Narrative Enhancement and Cognitive Therapy for Self-Stigma in Youth

This recruiting study focuses on bipolarity and currently lists sites or participation links in Canada.

BipolarityOtherFrom 16 Years to 29 Years
In plain English

Key information made simple

This study exists to understand how a therapy or guided support program holds up over time after the earliest research stage. Researchers are trying to understand whether a therapy or guided support program can improve attention, thinking, or day-to-day functioning. For people living with Bipolarity, being understood earlier and more clearly can shape the whole care journey. If the findings are useful, they could help shape larger studies and better designed support in the future. Taking part helps build the evidence that can improve understanding and care for others over time.

What to expect

Your next step

The official record suggests a mix of remote and in-person participation through a hospital, with sites including Centre for Addiction and Mental Health in Toronto. Participation appears to involve questionnaires, interviews, or regular check-ins about day-to-day experience. The main fit is usually matching the main diagnosis and being able to understand the study and consent, while common reasons not to take part include other factors that could make participation unsuitable and other treatments that could interfere with the study. The official record does not list a formal phase, which usually means this is focused more on feasibility, delivery, or support than a standard drug-development stage.

Official source

Registry reference

This page links back to the public source record so people can verify details directly with the registry and research team.

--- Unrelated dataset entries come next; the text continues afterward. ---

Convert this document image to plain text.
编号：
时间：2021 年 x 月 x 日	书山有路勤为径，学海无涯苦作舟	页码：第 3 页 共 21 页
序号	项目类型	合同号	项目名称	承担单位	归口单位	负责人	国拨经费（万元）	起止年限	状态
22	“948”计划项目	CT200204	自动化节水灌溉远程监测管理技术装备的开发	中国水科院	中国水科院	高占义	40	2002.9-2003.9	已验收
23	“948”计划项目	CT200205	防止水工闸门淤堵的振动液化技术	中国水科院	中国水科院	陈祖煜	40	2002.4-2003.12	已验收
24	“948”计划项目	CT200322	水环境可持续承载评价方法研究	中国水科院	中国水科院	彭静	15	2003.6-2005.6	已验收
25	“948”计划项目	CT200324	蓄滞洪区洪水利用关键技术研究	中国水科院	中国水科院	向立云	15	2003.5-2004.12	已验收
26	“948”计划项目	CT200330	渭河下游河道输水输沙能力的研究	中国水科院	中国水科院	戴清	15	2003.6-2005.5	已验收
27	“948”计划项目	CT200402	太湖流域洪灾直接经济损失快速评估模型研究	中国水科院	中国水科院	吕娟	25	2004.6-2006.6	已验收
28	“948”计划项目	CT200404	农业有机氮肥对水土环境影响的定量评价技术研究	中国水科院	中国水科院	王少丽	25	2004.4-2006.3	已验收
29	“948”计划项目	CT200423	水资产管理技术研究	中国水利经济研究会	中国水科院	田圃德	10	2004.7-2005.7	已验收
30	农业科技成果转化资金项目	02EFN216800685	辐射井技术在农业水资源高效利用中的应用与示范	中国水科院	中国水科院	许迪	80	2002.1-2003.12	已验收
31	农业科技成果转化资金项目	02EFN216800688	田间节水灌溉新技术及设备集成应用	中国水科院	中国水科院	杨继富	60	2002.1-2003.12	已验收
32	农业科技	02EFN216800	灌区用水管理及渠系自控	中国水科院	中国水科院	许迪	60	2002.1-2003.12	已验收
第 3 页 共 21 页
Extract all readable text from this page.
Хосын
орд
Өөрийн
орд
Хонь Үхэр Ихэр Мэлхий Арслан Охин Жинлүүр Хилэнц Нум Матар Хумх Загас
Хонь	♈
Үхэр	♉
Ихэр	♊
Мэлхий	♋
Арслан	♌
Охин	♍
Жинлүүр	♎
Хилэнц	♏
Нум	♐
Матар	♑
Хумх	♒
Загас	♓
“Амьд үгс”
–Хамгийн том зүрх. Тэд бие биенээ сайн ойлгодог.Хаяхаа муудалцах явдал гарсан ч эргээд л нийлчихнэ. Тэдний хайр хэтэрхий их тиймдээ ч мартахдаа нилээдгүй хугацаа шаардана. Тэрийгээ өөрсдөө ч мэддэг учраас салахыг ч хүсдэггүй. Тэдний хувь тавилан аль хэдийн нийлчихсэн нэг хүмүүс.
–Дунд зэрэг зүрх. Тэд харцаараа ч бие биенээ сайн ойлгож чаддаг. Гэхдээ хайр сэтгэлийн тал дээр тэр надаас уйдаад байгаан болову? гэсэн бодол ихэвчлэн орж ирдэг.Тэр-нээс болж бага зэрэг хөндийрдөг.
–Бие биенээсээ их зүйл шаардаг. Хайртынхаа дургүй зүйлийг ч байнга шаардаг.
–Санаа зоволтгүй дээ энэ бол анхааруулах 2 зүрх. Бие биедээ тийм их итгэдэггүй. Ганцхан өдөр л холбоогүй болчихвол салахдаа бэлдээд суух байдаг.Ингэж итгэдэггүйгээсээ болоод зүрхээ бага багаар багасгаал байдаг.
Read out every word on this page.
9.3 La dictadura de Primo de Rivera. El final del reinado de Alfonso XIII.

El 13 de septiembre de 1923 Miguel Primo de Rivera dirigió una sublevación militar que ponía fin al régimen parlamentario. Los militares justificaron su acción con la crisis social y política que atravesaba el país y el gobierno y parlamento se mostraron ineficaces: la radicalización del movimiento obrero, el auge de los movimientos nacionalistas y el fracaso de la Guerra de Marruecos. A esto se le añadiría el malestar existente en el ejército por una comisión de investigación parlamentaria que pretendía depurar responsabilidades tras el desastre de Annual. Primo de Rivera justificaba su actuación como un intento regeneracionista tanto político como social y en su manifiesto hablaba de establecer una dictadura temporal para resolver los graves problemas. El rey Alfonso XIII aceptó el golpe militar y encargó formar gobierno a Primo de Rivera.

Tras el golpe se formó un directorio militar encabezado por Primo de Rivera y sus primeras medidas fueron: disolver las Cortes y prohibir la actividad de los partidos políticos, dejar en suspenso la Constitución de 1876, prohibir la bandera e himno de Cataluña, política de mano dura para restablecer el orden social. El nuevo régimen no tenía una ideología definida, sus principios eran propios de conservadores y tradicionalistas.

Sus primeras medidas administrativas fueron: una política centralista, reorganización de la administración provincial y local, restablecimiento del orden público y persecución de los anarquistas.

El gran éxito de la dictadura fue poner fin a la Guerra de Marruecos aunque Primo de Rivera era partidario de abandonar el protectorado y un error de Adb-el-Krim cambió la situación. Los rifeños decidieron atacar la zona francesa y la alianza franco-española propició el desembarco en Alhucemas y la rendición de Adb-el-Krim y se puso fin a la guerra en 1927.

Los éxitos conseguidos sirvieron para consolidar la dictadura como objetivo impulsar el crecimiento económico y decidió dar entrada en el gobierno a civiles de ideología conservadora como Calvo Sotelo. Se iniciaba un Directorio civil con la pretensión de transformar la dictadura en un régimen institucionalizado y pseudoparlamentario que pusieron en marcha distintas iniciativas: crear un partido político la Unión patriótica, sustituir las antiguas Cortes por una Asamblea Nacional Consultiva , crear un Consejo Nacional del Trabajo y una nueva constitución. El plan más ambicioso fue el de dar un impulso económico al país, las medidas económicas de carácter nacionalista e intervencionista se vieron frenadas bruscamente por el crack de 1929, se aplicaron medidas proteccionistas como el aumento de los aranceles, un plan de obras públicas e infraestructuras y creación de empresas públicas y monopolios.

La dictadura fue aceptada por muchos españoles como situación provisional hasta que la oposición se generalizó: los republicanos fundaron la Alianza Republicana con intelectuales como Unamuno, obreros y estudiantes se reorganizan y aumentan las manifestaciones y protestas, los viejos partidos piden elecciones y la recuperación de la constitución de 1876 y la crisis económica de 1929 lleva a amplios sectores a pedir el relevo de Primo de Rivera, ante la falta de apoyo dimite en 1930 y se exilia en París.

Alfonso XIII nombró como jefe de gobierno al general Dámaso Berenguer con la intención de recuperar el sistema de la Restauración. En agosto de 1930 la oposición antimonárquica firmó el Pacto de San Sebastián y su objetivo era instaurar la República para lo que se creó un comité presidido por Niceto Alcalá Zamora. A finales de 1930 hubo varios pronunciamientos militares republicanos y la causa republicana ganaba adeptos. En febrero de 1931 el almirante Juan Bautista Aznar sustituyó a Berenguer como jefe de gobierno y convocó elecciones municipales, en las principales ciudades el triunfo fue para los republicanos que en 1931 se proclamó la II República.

If you want the full study description, eligibility criteria, locations, and sponsor information in the original format, this is the place to check before taking the next step.

Open source record
Interested?

Check my eligibility

Study reference: NCT06672562. Your email is the only field you need to provide here.
In practice

For you

Taking part may help improve understanding of your condition.

It requires regular follow-up, often through questionnaires or interviews.

Mixes in-person and remote participation.